病魔终于夺去了这位勤奋学者的宝贵生命。就在杨昌济逝世以后,蔡元培、范
源濂、杨度、章士钊、黎锦熙、朱剑凡以及毛泽东等二十多人联名,在《北京大学
日刊》发表《启事》,称“杨先生操行纯洁,笃志嗜学,无意于富贵利达,依薪资
维持生计。为抚恤遗孤,请诸知交慨加赙助。”毛泽东还与杨开慧、杨开智兄妹一
起为先生守灵,以尽人子和学子之孝。
痛失良师和慈父,毛泽东尤感悲恸。身为半子的毛泽东,只好强忍哀伤,竭尽
全力帮助料理老师的后事。2 月中旬,杨昌济的灵柩在其夫人向振熙、儿子杨开智、
女儿杨开慧等人的护送下,从北京启运,返归长沙板仓故里。
就在杨昌济逝世后的这年冬天,毛泽东和老师的爱女杨开慧自由结合了……
十年树林,百年树人。从1913年在四师与杨昌济相识至1920年先生谢世,毛泽
东承蒙老师长达8 年的教诲之恩,良师的谆谆教导如春风化雨,催他成材;再到1949
年新中国的诞生,经过28年风风雨雨的磨练,他终如老师所愿,长成一株拄天大木
———成为中华民族这泱泱大国的主席和数万万中国人民拥戴推崇的伟大领袖!
前人栽树后人歇荫。成功越是巨大,好念旧情的毛泽东越是忘不了杨昌济老师
的再造之恩。

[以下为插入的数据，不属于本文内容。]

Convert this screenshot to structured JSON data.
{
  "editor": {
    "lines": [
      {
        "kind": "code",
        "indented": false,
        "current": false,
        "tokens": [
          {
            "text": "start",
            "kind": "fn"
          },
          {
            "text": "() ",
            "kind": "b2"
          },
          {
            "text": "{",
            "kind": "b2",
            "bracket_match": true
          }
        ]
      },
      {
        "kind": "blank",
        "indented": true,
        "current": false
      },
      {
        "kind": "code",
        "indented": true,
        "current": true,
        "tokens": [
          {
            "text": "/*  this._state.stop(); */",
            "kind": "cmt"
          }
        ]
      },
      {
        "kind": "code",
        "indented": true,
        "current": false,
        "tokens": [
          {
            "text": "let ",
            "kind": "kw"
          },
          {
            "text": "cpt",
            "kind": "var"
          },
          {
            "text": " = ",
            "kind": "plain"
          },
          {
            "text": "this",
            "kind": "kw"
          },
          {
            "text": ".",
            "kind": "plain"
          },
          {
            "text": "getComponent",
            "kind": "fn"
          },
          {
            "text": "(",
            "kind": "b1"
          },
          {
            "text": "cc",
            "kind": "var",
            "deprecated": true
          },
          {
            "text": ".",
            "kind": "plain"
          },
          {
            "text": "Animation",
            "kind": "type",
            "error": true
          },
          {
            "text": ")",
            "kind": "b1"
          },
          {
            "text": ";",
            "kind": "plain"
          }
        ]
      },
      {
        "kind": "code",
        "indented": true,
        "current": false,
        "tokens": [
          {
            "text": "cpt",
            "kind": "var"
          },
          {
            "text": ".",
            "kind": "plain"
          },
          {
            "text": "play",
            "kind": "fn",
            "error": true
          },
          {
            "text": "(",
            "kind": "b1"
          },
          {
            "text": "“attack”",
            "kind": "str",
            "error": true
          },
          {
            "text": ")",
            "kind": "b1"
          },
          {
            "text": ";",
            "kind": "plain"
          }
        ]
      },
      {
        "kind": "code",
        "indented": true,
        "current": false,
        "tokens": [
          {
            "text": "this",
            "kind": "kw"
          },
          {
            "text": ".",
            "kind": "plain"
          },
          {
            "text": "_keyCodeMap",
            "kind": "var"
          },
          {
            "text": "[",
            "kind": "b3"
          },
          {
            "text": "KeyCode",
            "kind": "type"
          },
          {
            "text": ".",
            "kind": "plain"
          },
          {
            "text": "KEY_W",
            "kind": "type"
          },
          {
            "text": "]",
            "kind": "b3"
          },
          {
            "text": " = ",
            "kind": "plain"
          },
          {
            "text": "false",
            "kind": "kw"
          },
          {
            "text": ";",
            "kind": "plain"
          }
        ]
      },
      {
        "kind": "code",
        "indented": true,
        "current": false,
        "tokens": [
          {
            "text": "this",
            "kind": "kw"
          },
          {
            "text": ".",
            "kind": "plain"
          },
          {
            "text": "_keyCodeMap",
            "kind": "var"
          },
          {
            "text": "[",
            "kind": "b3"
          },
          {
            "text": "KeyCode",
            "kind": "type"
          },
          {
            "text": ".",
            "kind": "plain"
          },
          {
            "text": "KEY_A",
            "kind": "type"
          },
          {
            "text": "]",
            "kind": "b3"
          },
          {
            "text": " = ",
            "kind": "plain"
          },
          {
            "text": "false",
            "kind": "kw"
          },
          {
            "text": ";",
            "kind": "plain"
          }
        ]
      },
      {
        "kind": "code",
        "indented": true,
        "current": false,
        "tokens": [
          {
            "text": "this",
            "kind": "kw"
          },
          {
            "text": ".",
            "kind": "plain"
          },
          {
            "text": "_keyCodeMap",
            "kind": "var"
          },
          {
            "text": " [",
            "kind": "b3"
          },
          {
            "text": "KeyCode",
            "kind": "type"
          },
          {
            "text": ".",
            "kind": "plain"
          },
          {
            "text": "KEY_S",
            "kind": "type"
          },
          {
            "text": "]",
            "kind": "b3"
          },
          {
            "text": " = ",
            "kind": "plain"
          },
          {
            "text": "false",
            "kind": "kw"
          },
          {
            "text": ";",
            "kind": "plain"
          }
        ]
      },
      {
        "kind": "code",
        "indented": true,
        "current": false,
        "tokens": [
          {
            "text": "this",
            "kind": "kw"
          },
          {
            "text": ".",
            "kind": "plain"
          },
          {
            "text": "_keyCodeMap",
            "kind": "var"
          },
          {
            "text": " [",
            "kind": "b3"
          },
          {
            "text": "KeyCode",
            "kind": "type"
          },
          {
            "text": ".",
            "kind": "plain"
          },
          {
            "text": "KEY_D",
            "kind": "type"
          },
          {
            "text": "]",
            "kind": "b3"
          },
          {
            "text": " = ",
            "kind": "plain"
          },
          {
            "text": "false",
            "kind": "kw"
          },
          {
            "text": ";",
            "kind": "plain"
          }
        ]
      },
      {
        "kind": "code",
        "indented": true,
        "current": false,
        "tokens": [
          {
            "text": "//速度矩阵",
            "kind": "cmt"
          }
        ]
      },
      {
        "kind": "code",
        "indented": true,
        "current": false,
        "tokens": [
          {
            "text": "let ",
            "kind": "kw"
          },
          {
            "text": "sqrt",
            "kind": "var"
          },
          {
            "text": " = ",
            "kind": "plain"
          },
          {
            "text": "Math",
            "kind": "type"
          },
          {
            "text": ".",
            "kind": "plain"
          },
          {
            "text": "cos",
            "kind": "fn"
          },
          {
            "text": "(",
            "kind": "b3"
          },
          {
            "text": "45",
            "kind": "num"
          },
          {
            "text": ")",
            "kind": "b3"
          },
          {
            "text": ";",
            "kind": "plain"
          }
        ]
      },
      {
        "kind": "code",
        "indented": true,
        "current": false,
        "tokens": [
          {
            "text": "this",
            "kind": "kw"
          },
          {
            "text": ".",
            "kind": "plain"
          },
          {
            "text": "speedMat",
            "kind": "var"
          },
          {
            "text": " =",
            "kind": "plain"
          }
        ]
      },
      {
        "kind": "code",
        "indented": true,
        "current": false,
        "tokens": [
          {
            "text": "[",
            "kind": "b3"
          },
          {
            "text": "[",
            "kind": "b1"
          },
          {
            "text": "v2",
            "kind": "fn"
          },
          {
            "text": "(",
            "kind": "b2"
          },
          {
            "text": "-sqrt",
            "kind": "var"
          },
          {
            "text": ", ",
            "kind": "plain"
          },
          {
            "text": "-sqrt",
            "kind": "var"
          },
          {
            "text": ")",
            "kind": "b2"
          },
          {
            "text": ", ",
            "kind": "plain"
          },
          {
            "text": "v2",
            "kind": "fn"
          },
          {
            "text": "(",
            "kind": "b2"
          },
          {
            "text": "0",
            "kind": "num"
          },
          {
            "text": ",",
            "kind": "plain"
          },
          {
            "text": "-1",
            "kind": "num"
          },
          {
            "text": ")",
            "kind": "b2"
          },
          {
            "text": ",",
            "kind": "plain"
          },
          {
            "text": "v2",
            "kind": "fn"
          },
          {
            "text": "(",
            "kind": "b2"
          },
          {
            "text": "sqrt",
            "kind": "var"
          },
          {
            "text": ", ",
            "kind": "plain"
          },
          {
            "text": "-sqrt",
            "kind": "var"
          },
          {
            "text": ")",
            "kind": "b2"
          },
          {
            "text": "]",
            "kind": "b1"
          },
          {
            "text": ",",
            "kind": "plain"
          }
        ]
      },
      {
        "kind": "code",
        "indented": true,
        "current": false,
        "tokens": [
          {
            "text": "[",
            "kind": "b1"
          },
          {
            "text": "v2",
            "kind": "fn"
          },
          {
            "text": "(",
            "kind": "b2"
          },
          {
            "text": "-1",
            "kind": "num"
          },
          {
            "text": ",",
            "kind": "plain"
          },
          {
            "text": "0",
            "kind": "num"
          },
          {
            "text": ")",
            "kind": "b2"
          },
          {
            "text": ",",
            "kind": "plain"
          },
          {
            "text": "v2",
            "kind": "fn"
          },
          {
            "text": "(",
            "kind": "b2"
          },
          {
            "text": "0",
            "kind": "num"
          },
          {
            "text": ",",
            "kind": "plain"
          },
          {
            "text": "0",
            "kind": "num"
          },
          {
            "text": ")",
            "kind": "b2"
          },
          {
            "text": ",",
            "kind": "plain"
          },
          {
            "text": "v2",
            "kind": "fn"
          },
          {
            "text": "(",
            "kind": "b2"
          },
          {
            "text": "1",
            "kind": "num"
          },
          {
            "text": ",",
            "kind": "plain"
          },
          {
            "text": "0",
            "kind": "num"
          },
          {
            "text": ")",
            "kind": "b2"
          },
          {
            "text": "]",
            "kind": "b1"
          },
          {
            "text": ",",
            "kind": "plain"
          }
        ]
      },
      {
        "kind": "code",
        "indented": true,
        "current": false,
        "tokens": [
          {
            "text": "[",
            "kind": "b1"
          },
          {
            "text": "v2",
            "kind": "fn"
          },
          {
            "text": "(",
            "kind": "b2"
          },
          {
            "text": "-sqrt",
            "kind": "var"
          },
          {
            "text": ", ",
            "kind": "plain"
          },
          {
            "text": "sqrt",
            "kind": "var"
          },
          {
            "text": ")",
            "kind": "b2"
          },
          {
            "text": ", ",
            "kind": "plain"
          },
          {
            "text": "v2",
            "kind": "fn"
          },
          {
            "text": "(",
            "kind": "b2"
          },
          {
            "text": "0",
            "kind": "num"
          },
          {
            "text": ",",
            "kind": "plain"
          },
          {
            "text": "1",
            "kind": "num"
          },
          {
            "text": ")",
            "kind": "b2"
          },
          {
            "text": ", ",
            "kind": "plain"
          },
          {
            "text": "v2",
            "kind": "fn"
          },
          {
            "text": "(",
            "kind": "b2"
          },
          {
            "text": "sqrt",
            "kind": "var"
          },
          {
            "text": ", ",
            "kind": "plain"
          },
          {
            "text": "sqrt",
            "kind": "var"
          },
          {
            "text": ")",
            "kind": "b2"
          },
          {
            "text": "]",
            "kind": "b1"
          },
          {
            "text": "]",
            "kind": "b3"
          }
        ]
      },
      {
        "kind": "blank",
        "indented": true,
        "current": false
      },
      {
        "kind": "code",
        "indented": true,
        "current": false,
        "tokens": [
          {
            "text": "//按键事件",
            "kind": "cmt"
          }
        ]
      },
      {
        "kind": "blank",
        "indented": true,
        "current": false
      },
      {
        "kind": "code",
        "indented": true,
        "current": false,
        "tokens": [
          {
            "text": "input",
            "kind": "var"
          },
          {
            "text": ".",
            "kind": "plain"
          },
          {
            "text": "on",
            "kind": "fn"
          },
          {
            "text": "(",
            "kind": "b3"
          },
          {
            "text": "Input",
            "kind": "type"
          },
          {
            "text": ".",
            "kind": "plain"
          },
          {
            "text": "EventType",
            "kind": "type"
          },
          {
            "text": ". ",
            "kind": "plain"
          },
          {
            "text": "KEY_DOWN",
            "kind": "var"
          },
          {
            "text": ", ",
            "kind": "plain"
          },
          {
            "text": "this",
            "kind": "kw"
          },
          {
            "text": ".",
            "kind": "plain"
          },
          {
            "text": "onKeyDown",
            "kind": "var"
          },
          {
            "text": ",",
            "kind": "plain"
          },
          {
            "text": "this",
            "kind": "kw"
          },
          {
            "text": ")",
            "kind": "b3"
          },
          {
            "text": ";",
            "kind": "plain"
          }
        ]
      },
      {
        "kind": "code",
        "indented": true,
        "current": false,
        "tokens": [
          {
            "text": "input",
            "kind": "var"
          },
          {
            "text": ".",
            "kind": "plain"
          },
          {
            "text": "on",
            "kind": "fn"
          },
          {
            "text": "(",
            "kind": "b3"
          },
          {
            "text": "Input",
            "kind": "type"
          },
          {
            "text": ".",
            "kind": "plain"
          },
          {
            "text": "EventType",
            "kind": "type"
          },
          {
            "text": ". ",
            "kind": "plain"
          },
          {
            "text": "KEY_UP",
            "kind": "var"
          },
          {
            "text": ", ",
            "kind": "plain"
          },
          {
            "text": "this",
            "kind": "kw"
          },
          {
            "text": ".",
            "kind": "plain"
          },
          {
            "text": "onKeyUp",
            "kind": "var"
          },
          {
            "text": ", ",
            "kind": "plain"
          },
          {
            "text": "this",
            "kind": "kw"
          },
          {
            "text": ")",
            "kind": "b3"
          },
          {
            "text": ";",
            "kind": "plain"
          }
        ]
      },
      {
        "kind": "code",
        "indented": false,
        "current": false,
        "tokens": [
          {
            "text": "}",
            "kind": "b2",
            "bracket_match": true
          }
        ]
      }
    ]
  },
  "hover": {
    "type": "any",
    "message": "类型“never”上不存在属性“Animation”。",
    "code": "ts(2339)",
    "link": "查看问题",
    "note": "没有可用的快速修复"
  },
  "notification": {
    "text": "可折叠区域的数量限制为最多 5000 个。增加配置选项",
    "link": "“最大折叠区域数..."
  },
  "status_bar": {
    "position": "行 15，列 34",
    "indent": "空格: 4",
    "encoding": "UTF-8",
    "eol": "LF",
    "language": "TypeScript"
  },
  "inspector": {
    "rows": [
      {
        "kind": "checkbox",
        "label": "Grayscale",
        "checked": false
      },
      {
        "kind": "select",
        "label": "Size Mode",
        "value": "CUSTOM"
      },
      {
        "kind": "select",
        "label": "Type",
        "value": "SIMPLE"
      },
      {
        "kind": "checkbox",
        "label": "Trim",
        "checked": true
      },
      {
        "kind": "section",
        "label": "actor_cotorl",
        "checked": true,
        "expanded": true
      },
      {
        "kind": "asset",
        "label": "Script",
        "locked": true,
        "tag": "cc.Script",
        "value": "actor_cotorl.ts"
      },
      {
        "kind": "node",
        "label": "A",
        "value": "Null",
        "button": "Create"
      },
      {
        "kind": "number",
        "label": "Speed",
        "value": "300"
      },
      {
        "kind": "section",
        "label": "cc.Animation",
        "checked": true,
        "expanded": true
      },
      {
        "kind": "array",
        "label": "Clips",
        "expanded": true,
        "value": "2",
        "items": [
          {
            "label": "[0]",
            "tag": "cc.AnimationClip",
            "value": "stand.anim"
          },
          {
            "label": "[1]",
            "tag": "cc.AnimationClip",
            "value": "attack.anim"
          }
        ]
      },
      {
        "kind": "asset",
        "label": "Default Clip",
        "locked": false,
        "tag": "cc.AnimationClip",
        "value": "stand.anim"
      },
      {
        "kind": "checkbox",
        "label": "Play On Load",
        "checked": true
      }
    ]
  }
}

怀念之情夹杂着些许忧愁和感伤,常常啃噬着他那颗永不安逸的心—
——杨先生走了,开慧也走了,他们未能等到这一天就都永远地走了!
从此以后,毛泽东把对老师杨昌济和妻子杨开慧的怀念和挚爱之情,转嫁到他
们的亲人身上。在长辈当中,岳母加师母的杨老太太向振熙,是毛泽东最关心和牵
挂的一个。
为了保证向振熙老太太安度幸福晚年,毛泽东一直十分关心她的生活,并供给
足够的生活费用。全国由供给制改为薪金制以后,毛泽东就用自己的稿费按月给老
人寄生活费,哪怕工作再忙,也要亲自过问这件事,有时检查发现秘书忘寄了,他
便叮嘱要补寄。就这样一直赡养到老人去世。